This is the only advice I can give to others. I thought about this after reading someone please kill me, and realizing how much people's self-worth was based on what they thought others thought about them. Fuck that. You are whatever you make yourself. If people don't like that they can go and get fucked. I will agree, for those who base their self-worth on other people's evaluations, this can be a difficult concept. It took me a few years to get it right, and I still get self-conscious sometimes. But you must remind yourself that other people's opinions do not matter. If they like you, that's cool. If they don't, that's cool too. But don't base your self-worth on what they think. Here's a few rules:
  1. Someone will always be better at what you do than you are. I will probably never be as good a programmer as John Carmack. But that's okay. I'm a good programmer, he's a better programmer. C'est la vie.
  2. Someone will always find a problem with you. They don't realize it or they're evil fucks, but they will always find a way to try to make you feel bad for something about you. Fuck them.

hmm. kessinich is right. i did use fuck a few times in that little rant. oh well; sorry if i offended someone (not really).



update, re. tem42: I'm not telling everyone to walk up to their neighbors and tell them to go to hell. I'm saying that if you are basing your self-worth on what others say about you or how they act towards you something's wrong. This isn't to say everyone needs to be self-absorbed, or think that there's no room for self-improvement. But in my experience very few people are limited by self-absorbtion; most are limited by worrying how others will percieve their actions.

See Hermit.

Much as I dislike pointing out the facts of life to complete strangers, I think you should know:

Everything you do in life is going to involve Other People. They are everywhere. They are the ones that give you food, water, sex, and computers. Without them you are nothing.

What they think is very important to you, whether you wish it to be or not. The thinking of other people will determine how much food, money, sex, and computers you can get your hands on. Without them you have nothing.

Now, you may not have to worry about what I think. You may not need to worry about what any one person thinks. You may need to take only a small handful of people you like and respect into account. The rest you can ignore.

When you ignore these people, I would suggest that you do not tell them that you do not give a **** what they think. The tactful thing to do is to ignore them quietly and without fuss, never letting those who are not troubling your mind know of it.

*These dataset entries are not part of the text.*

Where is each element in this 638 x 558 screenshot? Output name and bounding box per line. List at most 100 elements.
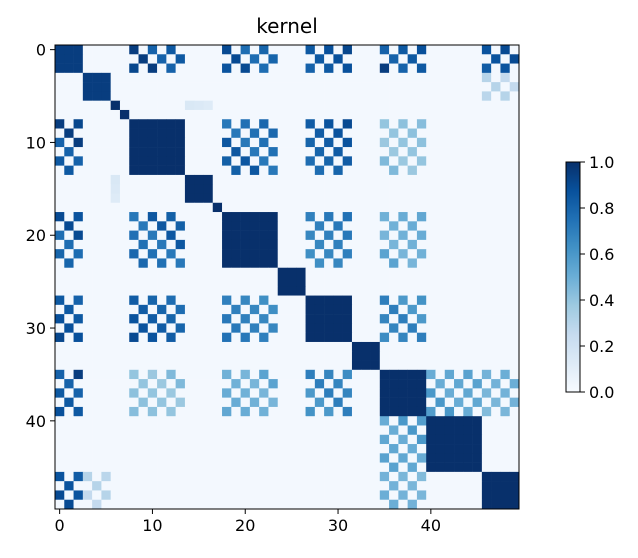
heatmap-cell [73, 156, 84, 166]
heatmap-cell [324, 481, 334, 491]
heatmap-cell [203, 63, 214, 74]
heatmap-cell [463, 379, 473, 389]
heatmap-cell [259, 128, 269, 139]
heatmap-cell [351, 295, 362, 306]
heatmap-cell [454, 193, 464, 204]
heatmap-cell [389, 379, 399, 389]
heatmap-cell [101, 425, 111, 436]
heatmap-cell [222, 360, 232, 371]
heatmap-cell [509, 156, 520, 166]
heatmap-cell [212, 332, 223, 343]
heatmap-cell [222, 137, 232, 148]
heatmap-cell [240, 388, 251, 398]
heatmap-cell [305, 82, 316, 92]
heatmap-cell [203, 258, 214, 269]
heatmap-cell [351, 100, 362, 111]
heatmap-cell [426, 471, 436, 482]
heatmap-cell [481, 100, 492, 111]
heatmap-cell [314, 425, 325, 436]
heatmap-cell [435, 434, 446, 445]
heatmap-cell [481, 351, 492, 361]
heatmap-cell [231, 471, 241, 482]
heatmap-cell [500, 286, 511, 296]
heatmap-cell [249, 221, 260, 231]
heatmap-cell [231, 490, 241, 501]
heatmap-cell [435, 82, 446, 92]
heatmap-cell [259, 165, 269, 176]
heatmap-cell [110, 379, 121, 389]
heatmap-cell [351, 212, 362, 222]
x-tick-label: 40 [421, 516, 441, 535]
heatmap-cell [64, 72, 74, 83]
heatmap-cell [268, 295, 279, 306]
heatmap-cell [194, 137, 204, 148]
heatmap-cell [361, 165, 371, 176]
heatmap-cell [416, 54, 427, 64]
heatmap-cell [379, 444, 390, 454]
heatmap-cell [500, 109, 511, 120]
heatmap-cell [444, 286, 455, 296]
heatmap-cell [119, 165, 130, 176]
heatmap-cell [184, 45, 195, 55]
heatmap-cell [463, 453, 473, 463]
heatmap-cell [203, 471, 214, 482]
heatmap-cell [240, 351, 251, 361]
heatmap-cell [454, 369, 464, 380]
heatmap-cell [491, 351, 501, 361]
heatmap-cell [305, 72, 316, 83]
heatmap-cell [175, 351, 186, 361]
heatmap-cell [157, 314, 167, 324]
heatmap-cell [222, 230, 232, 241]
heatmap-cell [240, 360, 251, 371]
heatmap-cell [296, 45, 306, 55]
heatmap-cell [351, 54, 362, 64]
heatmap-cell [500, 165, 511, 176]
heatmap-cell [361, 267, 371, 278]
heatmap-cell [379, 453, 390, 463]
heatmap-cell [147, 109, 158, 120]
heatmap-cell [147, 165, 158, 176]
heatmap-cell [287, 397, 297, 408]
heatmap-cell [259, 45, 269, 55]
heatmap-cell [268, 202, 279, 213]
heatmap-cell [379, 63, 390, 74]
heatmap-cell [324, 369, 334, 380]
heatmap-cell [110, 137, 121, 148]
heatmap-cell [64, 462, 74, 473]
heatmap-cell [454, 267, 464, 278]
heatmap-cell [370, 379, 381, 389]
heatmap-cell [305, 202, 316, 213]
heatmap-cell [55, 165, 65, 176]
heatmap-cell [472, 286, 483, 296]
heatmap-cell [500, 230, 511, 241]
heatmap-cell [314, 416, 325, 426]
heatmap-cell [491, 323, 501, 333]
heatmap-cell [222, 202, 232, 213]
heatmap-cell [305, 239, 316, 250]
heatmap-cell [342, 286, 353, 296]
heatmap-cell [324, 147, 334, 157]
heatmap-cell [240, 444, 251, 454]
heatmap-cell [129, 156, 139, 166]
heatmap-cell [175, 91, 186, 101]
heatmap-cell [398, 286, 408, 296]
heatmap-cell [370, 137, 381, 148]
heatmap-cell [416, 332, 427, 343]
heatmap-cell [129, 109, 139, 120]
heatmap-cell [389, 156, 399, 166]
heatmap-cell [342, 119, 353, 129]
heatmap-cell [444, 147, 455, 157]
heatmap-cell [194, 286, 204, 296]
heatmap-cell [444, 258, 455, 269]
heatmap-cell [509, 100, 520, 111]
heatmap-cell [110, 499, 121, 510]
heatmap-cell [398, 258, 408, 269]
heatmap-cell [509, 332, 520, 343]
heatmap-cell [351, 239, 362, 250]
heatmap-cell [351, 360, 362, 371]
heatmap-cell [259, 249, 269, 259]
heatmap-cell [287, 332, 297, 343]
heatmap-cell [166, 147, 176, 157]
heatmap-cell [305, 128, 316, 139]
heatmap-cell [92, 72, 102, 83]
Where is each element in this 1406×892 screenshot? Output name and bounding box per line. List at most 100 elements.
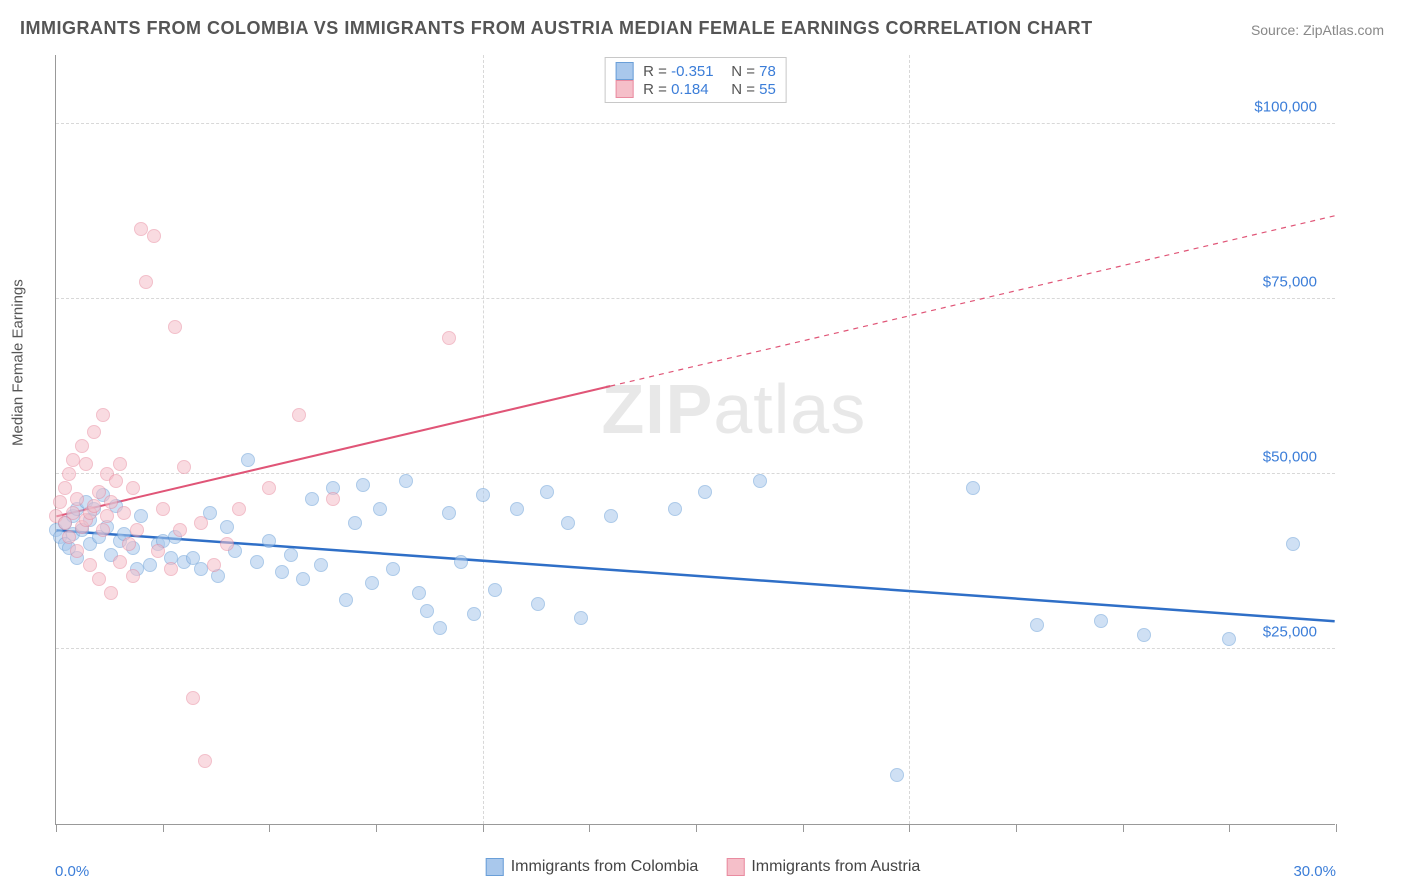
data-point	[574, 611, 588, 625]
legend-stat: R = -0.351 N = 78	[643, 63, 776, 80]
data-point	[399, 474, 413, 488]
data-point	[139, 275, 153, 289]
data-point	[698, 485, 712, 499]
x-tick	[1229, 824, 1230, 832]
data-point	[476, 488, 490, 502]
x-tick	[269, 824, 270, 832]
data-point	[220, 520, 234, 534]
data-point	[386, 562, 400, 576]
data-point	[109, 474, 123, 488]
data-point	[58, 481, 72, 495]
data-point	[1137, 628, 1151, 642]
data-point	[250, 555, 264, 569]
x-tick	[376, 824, 377, 832]
data-point	[113, 457, 127, 471]
data-point	[540, 485, 554, 499]
gridline-v	[483, 55, 484, 824]
data-point	[66, 453, 80, 467]
data-point	[126, 481, 140, 495]
legend-top-row: R = 0.184 N = 55	[615, 80, 776, 98]
data-point	[194, 516, 208, 530]
data-point	[433, 621, 447, 635]
data-point	[92, 572, 106, 586]
legend-bottom: Immigrants from Colombia Immigrants from …	[486, 858, 921, 876]
data-point	[147, 229, 161, 243]
data-point	[668, 502, 682, 516]
data-point	[1094, 614, 1108, 628]
legend-bottom-item: Immigrants from Colombia	[486, 858, 699, 876]
data-point	[412, 586, 426, 600]
legend-stat: R = 0.184 N = 55	[643, 81, 776, 98]
data-point	[134, 509, 148, 523]
data-point	[262, 481, 276, 495]
source-label: Source: ZipAtlas.com	[1251, 22, 1384, 38]
data-point	[53, 495, 67, 509]
data-point	[232, 502, 246, 516]
data-point	[467, 607, 481, 621]
x-tick	[1123, 824, 1124, 832]
data-point	[96, 408, 110, 422]
data-point	[356, 478, 370, 492]
x-axis-end: 30.0%	[1293, 863, 1336, 880]
data-point	[198, 754, 212, 768]
data-point	[348, 516, 362, 530]
data-point	[1030, 618, 1044, 632]
data-point	[100, 509, 114, 523]
x-tick	[909, 824, 910, 832]
data-point	[173, 523, 187, 537]
gridline-h	[56, 298, 1335, 299]
data-point	[70, 544, 84, 558]
legend-label: Immigrants from Colombia	[511, 858, 699, 876]
data-point	[96, 523, 110, 537]
data-point	[87, 425, 101, 439]
data-point	[604, 509, 618, 523]
x-tick	[483, 824, 484, 832]
data-point	[326, 492, 340, 506]
data-point	[126, 569, 140, 583]
y-tick-label: $100,000	[1254, 99, 1317, 116]
data-point	[92, 485, 106, 499]
data-point	[296, 572, 310, 586]
plot-area: ZIPatlas R = -0.351 N = 78R = 0.184 N = …	[55, 55, 1335, 825]
data-point	[62, 530, 76, 544]
data-point	[83, 558, 97, 572]
legend-swatch	[726, 858, 744, 876]
data-point	[442, 331, 456, 345]
data-point	[531, 597, 545, 611]
y-axis-label: Median Female Earnings	[10, 279, 27, 446]
x-tick	[1336, 824, 1337, 832]
data-point	[75, 439, 89, 453]
data-point	[488, 583, 502, 597]
data-point	[104, 586, 118, 600]
x-tick	[803, 824, 804, 832]
data-point	[87, 499, 101, 513]
legend-label: Immigrants from Austria	[751, 858, 920, 876]
data-point	[1222, 632, 1236, 646]
data-point	[241, 453, 255, 467]
data-point	[113, 555, 127, 569]
data-point	[143, 558, 157, 572]
data-point	[168, 320, 182, 334]
gridline-h	[56, 473, 1335, 474]
data-point	[117, 506, 131, 520]
x-tick	[1016, 824, 1017, 832]
data-point	[284, 548, 298, 562]
data-point	[186, 691, 200, 705]
data-point	[966, 481, 980, 495]
legend-swatch	[615, 62, 633, 80]
chart-title: IMMIGRANTS FROM COLOMBIA VS IMMIGRANTS F…	[20, 18, 1093, 39]
data-point	[104, 495, 118, 509]
data-point	[373, 502, 387, 516]
data-point	[1286, 537, 1300, 551]
gridline-h	[56, 648, 1335, 649]
data-point	[510, 502, 524, 516]
data-point	[220, 537, 234, 551]
legend-top-row: R = -0.351 N = 78	[615, 62, 776, 80]
data-point	[164, 562, 178, 576]
data-point	[62, 467, 76, 481]
data-point	[314, 558, 328, 572]
x-axis-start: 0.0%	[55, 863, 89, 880]
y-tick-label: $25,000	[1263, 624, 1317, 641]
data-point	[292, 408, 306, 422]
legend-swatch	[486, 858, 504, 876]
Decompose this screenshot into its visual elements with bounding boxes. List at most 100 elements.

At times, you may have trouble ignoring them. You may need to ask them, please, just leave me alone. If this does not work, than you may explain to them that you are indeed ignoring them. If they persist, you may leave. If it is truly called for, you may even give them a good telling off. If this includes swearing, this is okay. They have, after all, asked for you to be included in their life, and it is their problem if they find they have made a mistake.

But if you are not pressed, please do not do anything obscene to my thinking, or anyone else's, without a very good reason.


I think that it would be quite funny if I deleted flamingweasel's node. Ironic, even. But, I won't.

Usually when I think I'm realizing what other people think of me, it's really just me thinking about what I think other people are thinking about me. So it's really me thinking things about me that I would rather not think. If you get my meaning.

There was an old Zen clique (sp?) I read somewhere in which it was suggested that you consider other people as though they were wooden puppets. I guess that means to not get too hung up on what their motivations are (they probably don't know), but watch their behaviors closely 'cause they are real.

Personally, I think you need at LEAST one person whose opinion of you means almost everything to you. The word that describes people who don't have at least one such person (or animal for that matter) in front of whom they could feel (really feel) ashamed is sociopath. I prefer the older, more prejorative term, psychopath. The new DSMIV version--Anitisocial Personality Disorder does not do justice to just how truly evil some people can be. For a good psychological AND spiritual analysis of the nature of evil, check out Scott Peck's lesser known work, People of the Lie. In it he hypothesizes that the nature of evil is the refusal to see yourself honestly. The best and most entertaining descriptions of psychopaths (outside of Thomas Harris novels) are found in Hervey Cleckley's classic, The Mask of Sanity (I think I got the name right). He was also one of the co-authors of The Three Faces of Eve. In Mask he hypothesizes that psychopaths and part-psychopaths (see William Jefferson Clinton) lack a crucial part of the sense of empathy. They know (learn) what is wrong intellectually, but never truly sense another's pain as if it were their own (if I remember right).